不得不防。
昭南也点了点头。
他念着傅觉止等会要去书房议事,便想起身下来。
随後下身猛地贴上。
昭南微微一怔。
傅觉止对于他的欲望从不遮掩。
此时是想要了。
但他虽不遮掩,却总是克制。
傅觉止向来是以昭南的感受为先。
要他觉得舒服,自在才行。
比如现在。
他搂着昭南的腰,将柔软的腰臀往上擡,稍稍托着,不让再碰上。
“过会儿就好了。”
傅觉止唇瓣摩挲过昭南的耳垂,哑声喟叹:“团团……”
“此次北上路途艰苦,如今入了圩塃,虽身在将军府,终究诸事不便,算不上舒适。
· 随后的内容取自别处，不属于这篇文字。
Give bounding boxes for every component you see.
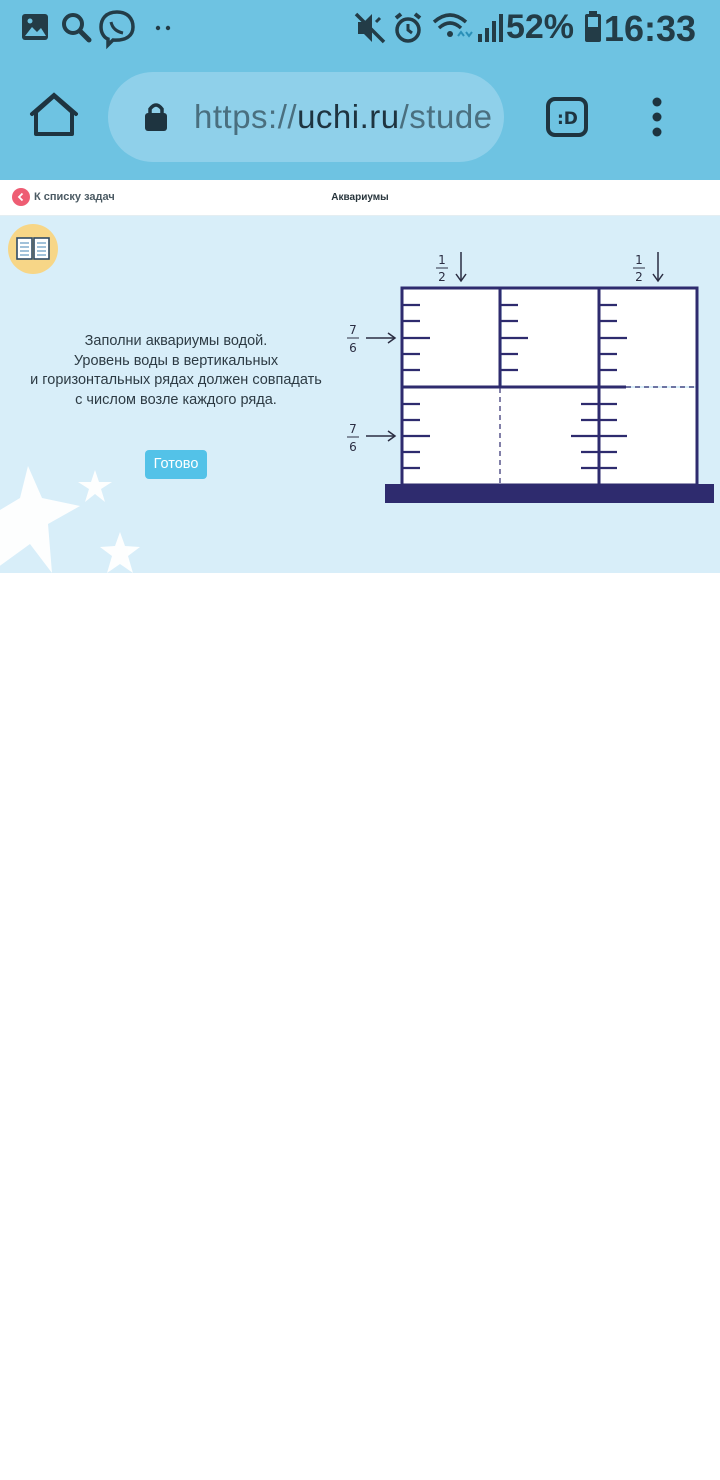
- arrow-right-icon: [366, 431, 395, 441]
- lock-icon: [142, 98, 172, 138]
- menu-icon[interactable]: [653, 98, 662, 137]
- clue-numerator: 7: [349, 422, 357, 436]
- tab-switcher-icon[interactable]: [548, 99, 586, 135]
- aquarium-grid: [0, 216, 720, 573]
- instruction-line: Уровень воды в вертикальных: [73, 352, 279, 369]
- signal-icon: [478, 14, 503, 42]
- row-clue-2: [347, 422, 395, 454]
- clue-numerator: 1: [635, 253, 643, 267]
- browser-chrome: [0, 0, 720, 180]
- column-clue-1: [436, 252, 466, 284]
- url-path: /stude: [399, 98, 493, 135]
- clue-numerator: 7: [349, 323, 357, 337]
- row-clue-1: [347, 323, 395, 355]
- battery-percentage: 52%: [505, 8, 574, 46]
- clue-denominator: 2: [635, 270, 643, 284]
- status-bar: [0, 0, 720, 58]
- viber-icon: [101, 12, 133, 45]
- column-clue-2: [633, 252, 663, 284]
- arrow-right-icon: [366, 333, 395, 343]
- clue-numerator: 1: [438, 253, 446, 267]
- clue-denominator: 2: [438, 270, 446, 284]
- clock: 16:33: [603, 8, 696, 49]
- more-dots-icon: [156, 26, 170, 30]
- task-navbar: [0, 180, 720, 216]
- search-icon: [64, 15, 89, 40]
- back-link-label: К списку задач: [34, 191, 115, 203]
- url-scheme: https://: [194, 98, 298, 135]
- url-text: [194, 98, 493, 136]
- alarm-icon: [396, 14, 420, 41]
- clue-denominator: 6: [349, 440, 357, 454]
- url-host: uchi.ru: [297, 98, 400, 135]
- arrow-down-icon: [456, 252, 466, 281]
- puzzle-area: [0, 216, 720, 573]
- instruction-line: и горизонтальных рядах должен совпадать: [30, 372, 322, 388]
- page-title: Аквариумы: [331, 192, 389, 203]
- arrow-down-icon: [653, 252, 663, 281]
- wifi-icon: [434, 15, 472, 37]
- address-bar[interactable]: [108, 72, 504, 162]
- battery-icon: [585, 11, 601, 42]
- gallery-icon: [22, 14, 48, 40]
- instruction-line: с числом возле каждого ряда.: [75, 391, 277, 408]
- done-button[interactable]: Готово: [145, 450, 207, 479]
- instruction-line: Заполни аквариумы водой.: [84, 333, 268, 349]
- svg-text::D: :D: [557, 109, 578, 129]
- mute-icon: [356, 14, 384, 42]
- clue-denominator: 6: [349, 341, 357, 355]
- home-icon[interactable]: [32, 95, 76, 134]
- aquarium-base: [385, 484, 714, 503]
”
昭南的腰被他指腹不轻不重地揉捏,随即又听见一声低语。
是在为以後求欢,讨要一个承诺。
他道:“等到了遐北,团团再给夫君……”
傅觉止说着,抱着人起身。
应是动作间不慎蹭到,他声音微顿,压着眉眼,忍耐般低低“嘶”了一声。
却仍缱绻,耐心追问:“团团……答不答应。”
……
娄洲面上喜笑颜开,满腔畅快。
今儿个中秋,他半路顺利与陈萍一行人汇合,此刻悠哉地骑在马背上吹风,一边朝身侧的德延扬声问道。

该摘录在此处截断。